In January of 2015, just as he was about to leave the governor’s office after losing to Bruce Rauner, I bumped into Pat Quinn at a wake for a North Side committeeman.

“You’ve had a great career,” I told him.

“It’s not over yet,” Quinn said, his voice full of determination.

And it isn’t. In 2018, Quinn ran for attorney general, finishing second in the Democratic primary to the eventual winner, Kwame Raoul. That same year, he tried to place a referendum on the ballot limiting the mayor of Chicago to two terms. Now, the 73-year-old ex-governor is talking about running for mayor himself. Last Saturday, Quinn appeared on Fox 32’s Flannery Fired Up. Ever the consumer advocate, he suggested that ComEd should pay every customer $1,000, as reparations for bribing the legislature to award it higher rates. Mayor Lori Lightfoot, he said, should not renew the utility’s franchise until it makes good.

“That’s what mayors should do,” Quinn said. “They have to get out there, roll up their sleeves and take on these price gougers.”

Only one person has ever served as mayor of Chicago and governor of Illinois: Edward Dunne. But Dunne was mayor first, then moved up to statewide office. Quinn would be going in the opposite direction. Not many would seek such a demotion, but for Quinn, running for office appears to be an uncontrollable compulsion. He can no more stop campaigning than Rahm Emanuel can stop using the f-word. Quinn has run for every statewide office except comptroller. He was elected treasurer (1990), lieutenant governor (2002, 2006), and governor (2010). He lost races for secretary of state (1994), U.S. Senate (1996), and lieutenant governor (1998). His name has appeared on a ballot at least every four years since 1990. 

As an Illinois governor who didn’t go to prison, Quinn possessed a lot of professional capital. He could have retired to a lucrative law practice and collected expensive watches, like former Gov. Jim Thompson, who joined Winston & Strawn. But Quinn isn’t interested in money (a reason he didn’t go to prison). One of his sons once said, “My father can live on a penny.” (Quinn is so frugal that after he succeeded Rod Blagojevich as governor, he crossed “lieutenant” off his business cards.) He could have become an elder statesman, like Jim Edgar, who runs a program for young leaders at the University of Illinois. Edgar once commented that Quinn is most comfortable outside the system, rattling cages.

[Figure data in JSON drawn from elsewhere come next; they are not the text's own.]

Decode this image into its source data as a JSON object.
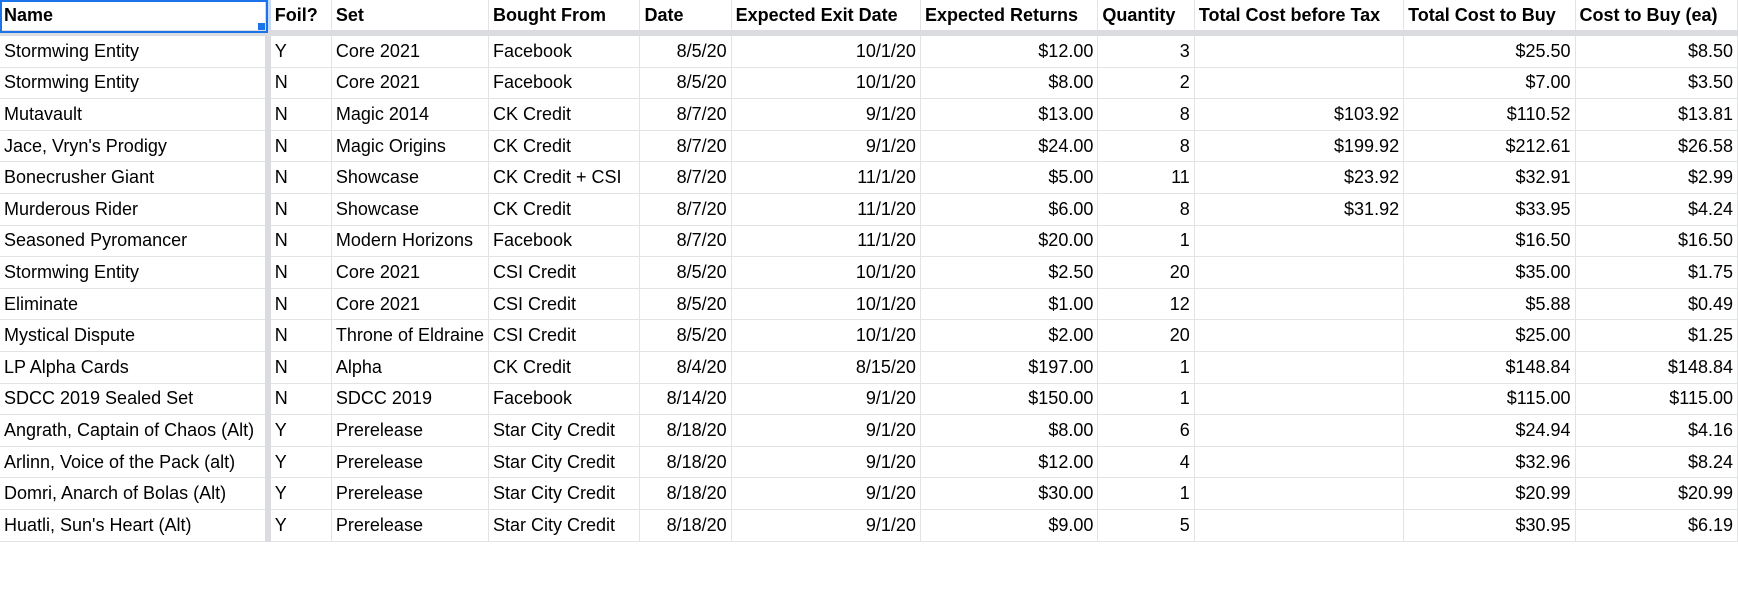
{
  "headers": [
    "Name",
    "Foil?",
    "Set",
    "Bought From",
    "Date",
    "Expected Exit Date",
    "Expected Returns",
    "Quantity",
    "Total Cost before Tax",
    "Total Cost to Buy",
    "Cost to Buy (ea)"
  ],
  "rows": [
    [
      "Stormwing Entity",
      "Y",
      "Core 2021",
      "Facebook",
      "8/5/20",
      "10/1/20",
      "$12.00",
      "3",
      "",
      "$25.50",
      "$8.50"
    ],
    [
      "Stormwing Entity",
      "N",
      "Core 2021",
      "Facebook",
      "8/5/20",
      "10/1/20",
      "$8.00",
      "2",
      "",
      "$7.00",
      "$3.50"
    ],
    [
      "Mutavault",
      "N",
      "Magic 2014",
      "CK Credit",
      "8/7/20",
      "9/1/20",
      "$13.00",
      "8",
      "$103.92",
      "$110.52",
      "$13.81"
    ],
    [
      "Jace, Vryn's Prodigy",
      "N",
      "Magic Origins",
      "CK Credit",
      "8/7/20",
      "9/1/20",
      "$24.00",
      "8",
      "$199.92",
      "$212.61",
      "$26.58"
    ],
    [
      "Bonecrusher Giant",
      "N",
      "Showcase",
      "CK Credit + CSI",
      "8/7/20",
      "11/1/20",
      "$5.00",
      "11",
      "$23.92",
      "$32.91",
      "$2.99"
    ],
    [
      "Murderous Rider",
      "N",
      "Showcase",
      "CK Credit",
      "8/7/20",
      "11/1/20",
      "$6.00",
      "8",
      "$31.92",
      "$33.95",
      "$4.24"
    ],
    [
      "Seasoned Pyromancer",
      "N",
      "Modern Horizons",
      "Facebook",
      "8/7/20",
      "11/1/20",
      "$20.00",
      "1",
      "",
      "$16.50",
      "$16.50"
    ],
    [
      "Stormwing Entity",
      "N",
      "Core 2021",
      "CSI Credit",
      "8/5/20",
      "10/1/20",
      "$2.50",
      "20",
      "",
      "$35.00",
      "$1.75"
    ],
    [
      "Eliminate",
      "N",
      "Core 2021",
      "CSI Credit",
      "8/5/20",
      "10/1/20",
      "$1.00",
      "12",
      "",
      "$5.88",
      "$0.49"
    ],
    [
      "Mystical Dispute",
      "N",
      "Throne of Eldraine",
      "CSI Credit",
      "8/5/20",
      "10/1/20",
      "$2.00",
      "20",
      "",
      "$25.00",
      "$1.25"
    ],
    [
      "LP Alpha Cards",
      "N",
      "Alpha",
      "CK Credit",
      "8/4/20",
      "8/15/20",
      "$197.00",
      "1",
      "",
      "$148.84",
      "$148.84"
    ],
    [
      "SDCC 2019 Sealed Set",
      "N",
      "SDCC 2019",
      "Facebook",
      "8/14/20",
      "9/1/20",
      "$150.00",
      "1",
      "",
      "$115.00",
      "$115.00"
    ],
    [
      "Angrath, Captain of Chaos (Alt)",
      "Y",
      "Prerelease",
      "Star City Credit",
      "8/18/20",
      "9/1/20",
      "$8.00",
      "6",
      "",
      "$24.94",
      "$4.16"
    ],
    [
      "Arlinn, Voice of the Pack (alt)",
      "Y",
      "Prerelease",
      "Star City Credit",
      "8/18/20",
      "9/1/20",
      "$12.00",
      "4",
      "",
      "$32.96",
      "$8.24"
    ],
    [
      "Domri, Anarch of Bolas (Alt)",
      "Y",
      "Prerelease",
      "Star City Credit",
      "8/18/20",
      "9/1/20",
      "$30.00",
      "1",
      "",
      "$20.99",
      "$20.99"
    ],
    [
      "Huatli, Sun's Heart (Alt)",
      "Y",
      "Prerelease",
      "Star City Credit",
      "8/18/20",
      "9/1/20",
      "$9.00",
      "5",
      "",
      "$30.95",
      "$6.19"
    ]
  ]
}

That’s something he can do when he’s running for office.

In a 2014 article for this magazine, “Does Pat Quinn Have a Personal Life?,” author Carol Felsenthal speculated that Quinn has no interests outside politics. Quinn was married once, from 1982 to 1986. A Chicago magazine profile quoted his wife as saying, “He seems to be so preoccupied with things. He’s so busy with his work. Sometimes I’ll be talking to him, but he doesn’t hear a word I’m saying.”

Quinn has always been a crusader. His first political success was the 1980 Cutback Amendment, which reduced the size of the Illinois House of Representatives from 177 to 118. He’s still crusading, although now he looks more like a washed-up politician, desperate for attention, than an angry outsider. A few weeks ago, he showed up at City Hall to hand-deliver a letter to Lightfoot, demanding the release of a report on a 2020 smokestack implosion in Little Village. Quinn didn’t have an appointment, though, so he was told to wait in the lobby, where a mayoral functionary collected his letter.

In his Flannery Fired Up appearance, Quinn sounded like a candidate for mayor. Like every declared candidate, he blamed Lightfoot for the city’s rising crime. If Pat Quinn were mayor, there would be “an adequate number of officers in every neighborhood.”

“Police officers don’t have any confidence in her, and I don’t think people in the community have any confidence in her leadership when it comes to public safety,” Quinn said. “We’ve had too many situations where public safety has broken down.”

So will he run?

“The best way to help Chicago is robust competition in the race for mayor,” Quinn said, adding, “we’ll have enough time to get an adequate number of signatures.”

Will he win? No. For Quinn, though, that’s not the point. His life is a permanent campaign that occasionally lands him in public office. He lucked into the governorship — an office he would never have attained on his own — when Blagojevich was impeached. Then he lucked into Bill Brady as a re-election opponent. For Quinn, the best thing about being an ex-governor is that it provides him a public profile that allows him to publicize his causes. After the mayor refused to accept his letter in person, he held a press conference at City Hall, talking to reporters from WLS, WBBM and the Sun-Times

So the question isn’t, “Will Pat Quinn run for mayor in 2023?” Nor is it, “Will Pat Quinn be our next mayor?” The question is, “What will Pat Quinn run for in 2024?”